During this year’s budget process, council made two decisions to begin to line up funding for a new facility. A standalone indoor turf reserve fund was created, bolstered by $4 million transferred from the Renew Thunder Bay reserve fund. As well, the city’s share of revenue generated by the municipal accommodation tax in 2019 – expected to be around $1 million – was also committed to the fund.

Mauro expressed confidence in the city’s ability to put together a funding proposal. Mauro said he intends to propose to put the next three years of municipal accommodation tax dollars toward the project, along with a portion of the nearly $7 million the city will receive from Ottawa's one-time doubling of gas tax funding that was included in last week’s federal budget.

“That’s money for sure that we would already have,” Mauro said. “That’s without a tax increase. That’s without touching (another) reserve. That’s without levels of funding from the province or the feds. All to say we can do this.”

Administration prepared a report presenting five identified options for an interim facility, with an artificial turf playing surface covered by a dome.

Three of those options would be within Chapples Park, with price tags ranging from $7.7 million to $8.9 million but all three would not be likely ready until November 2020.

Another possibility would be to locate a facility on the Canadian Lakehead Exhibition grounds at the site of the former Sports Dome. While the option could be ready this fall, the field surface would be significantly smaller than the other choices and is estimated to cost $5.7 million.
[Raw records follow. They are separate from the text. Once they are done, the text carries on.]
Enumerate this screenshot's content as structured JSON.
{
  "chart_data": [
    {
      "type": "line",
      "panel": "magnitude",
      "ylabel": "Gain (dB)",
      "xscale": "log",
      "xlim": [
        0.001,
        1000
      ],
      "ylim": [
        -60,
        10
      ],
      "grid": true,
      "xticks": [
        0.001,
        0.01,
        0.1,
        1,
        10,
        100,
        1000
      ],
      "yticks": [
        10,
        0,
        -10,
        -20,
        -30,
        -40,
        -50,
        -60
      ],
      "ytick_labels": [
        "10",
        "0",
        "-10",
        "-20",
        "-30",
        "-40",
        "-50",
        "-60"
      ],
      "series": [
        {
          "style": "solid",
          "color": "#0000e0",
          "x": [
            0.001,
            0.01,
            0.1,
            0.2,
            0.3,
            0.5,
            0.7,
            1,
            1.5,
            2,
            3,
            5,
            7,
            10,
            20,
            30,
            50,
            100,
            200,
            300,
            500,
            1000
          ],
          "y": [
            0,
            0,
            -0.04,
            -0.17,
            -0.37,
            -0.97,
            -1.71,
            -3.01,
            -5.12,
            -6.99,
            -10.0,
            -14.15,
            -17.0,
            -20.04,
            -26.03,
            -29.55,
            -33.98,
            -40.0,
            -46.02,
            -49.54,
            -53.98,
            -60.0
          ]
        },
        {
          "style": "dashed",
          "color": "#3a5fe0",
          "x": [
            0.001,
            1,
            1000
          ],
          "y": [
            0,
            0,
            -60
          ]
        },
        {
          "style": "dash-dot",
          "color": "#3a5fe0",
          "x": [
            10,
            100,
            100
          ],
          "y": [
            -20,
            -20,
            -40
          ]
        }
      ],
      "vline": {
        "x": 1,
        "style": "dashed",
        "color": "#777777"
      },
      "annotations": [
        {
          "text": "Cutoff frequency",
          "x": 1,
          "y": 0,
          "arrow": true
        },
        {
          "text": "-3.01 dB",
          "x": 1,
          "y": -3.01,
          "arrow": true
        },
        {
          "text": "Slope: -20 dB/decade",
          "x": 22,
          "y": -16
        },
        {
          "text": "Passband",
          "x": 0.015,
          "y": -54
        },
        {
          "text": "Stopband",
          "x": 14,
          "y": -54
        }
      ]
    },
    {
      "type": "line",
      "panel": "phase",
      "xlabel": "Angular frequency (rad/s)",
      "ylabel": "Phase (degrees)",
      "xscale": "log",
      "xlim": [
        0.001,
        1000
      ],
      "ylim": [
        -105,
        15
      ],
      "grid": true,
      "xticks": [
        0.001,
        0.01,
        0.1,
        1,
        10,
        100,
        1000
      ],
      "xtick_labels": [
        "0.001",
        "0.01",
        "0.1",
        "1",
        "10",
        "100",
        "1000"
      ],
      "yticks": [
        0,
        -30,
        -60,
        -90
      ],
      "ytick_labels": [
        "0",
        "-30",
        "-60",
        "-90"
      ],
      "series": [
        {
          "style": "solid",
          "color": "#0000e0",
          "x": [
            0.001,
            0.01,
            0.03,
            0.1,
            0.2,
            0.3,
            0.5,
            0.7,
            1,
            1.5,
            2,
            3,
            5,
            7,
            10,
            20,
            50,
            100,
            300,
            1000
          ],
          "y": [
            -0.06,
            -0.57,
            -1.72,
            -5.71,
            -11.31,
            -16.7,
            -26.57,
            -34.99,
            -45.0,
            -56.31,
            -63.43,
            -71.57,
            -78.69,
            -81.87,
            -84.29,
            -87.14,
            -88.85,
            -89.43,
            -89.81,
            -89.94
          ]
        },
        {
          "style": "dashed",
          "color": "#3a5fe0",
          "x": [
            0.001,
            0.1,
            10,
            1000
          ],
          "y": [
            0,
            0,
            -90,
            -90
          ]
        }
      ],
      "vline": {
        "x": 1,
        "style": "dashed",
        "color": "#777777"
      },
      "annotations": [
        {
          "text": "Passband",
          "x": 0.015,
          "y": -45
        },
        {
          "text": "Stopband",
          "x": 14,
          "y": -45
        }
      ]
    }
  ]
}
The final option would be to have a dome installed at Fort William Stadium, the only possibility that would use a pre-existing field surface. The dome would have to be put up and taken down seasonally to accommodate other uses and is projected to cost $6.5 million.

Soccer Northwest Ontario president Michael Veneziale sees the decision to focus on the permanent solution as a small step forward, but expressed frustration that the process has relatively not advanced over the last couple of years.

“As we’ve seen in the past, there is no interim solution we can do in the immediate. Every time we come up with something, somebody comes out of the woodwork and shuts that plan down,” Veneziale said.

“If the city was to say to us that we were a year or two years away from that, that’s probably something we could swallow. But a four or five-year timeline, it just crushes. There’s nothing else we can get into.”

Kelly Robertson, the city's general manager of community services, said a permanent facility likely wouldn't be ready until 2022 at the earliest.

Veneziale said while men's and women's leagues have had to alternate taking a year off, there has been a massive impact particularly on the competitive youth programs.

“There used to be several rep teams in men’s league playing and developing. There were none this year. There’s no practice time so how can you have a competitive team with nowhere to play?” Veneziale said.

“It’s not only frustration for me. I play soccer. I can go to another sport. I’m talking more so about the younger kids, the younger adults that are looking to get scholarships and go away. We have a lot of that and you’re really messing up these children’s opportunities to get free schooling.”

Coun. Rebecca Johnson said the community needs to know that a new facility is not something that is going to happen overnight.

“I think we have to be very upfront with the community and say that this is not an easy fix and that we have to as a council really make a firm decision and we’re not ready to make that (Monday night),” Johnson said.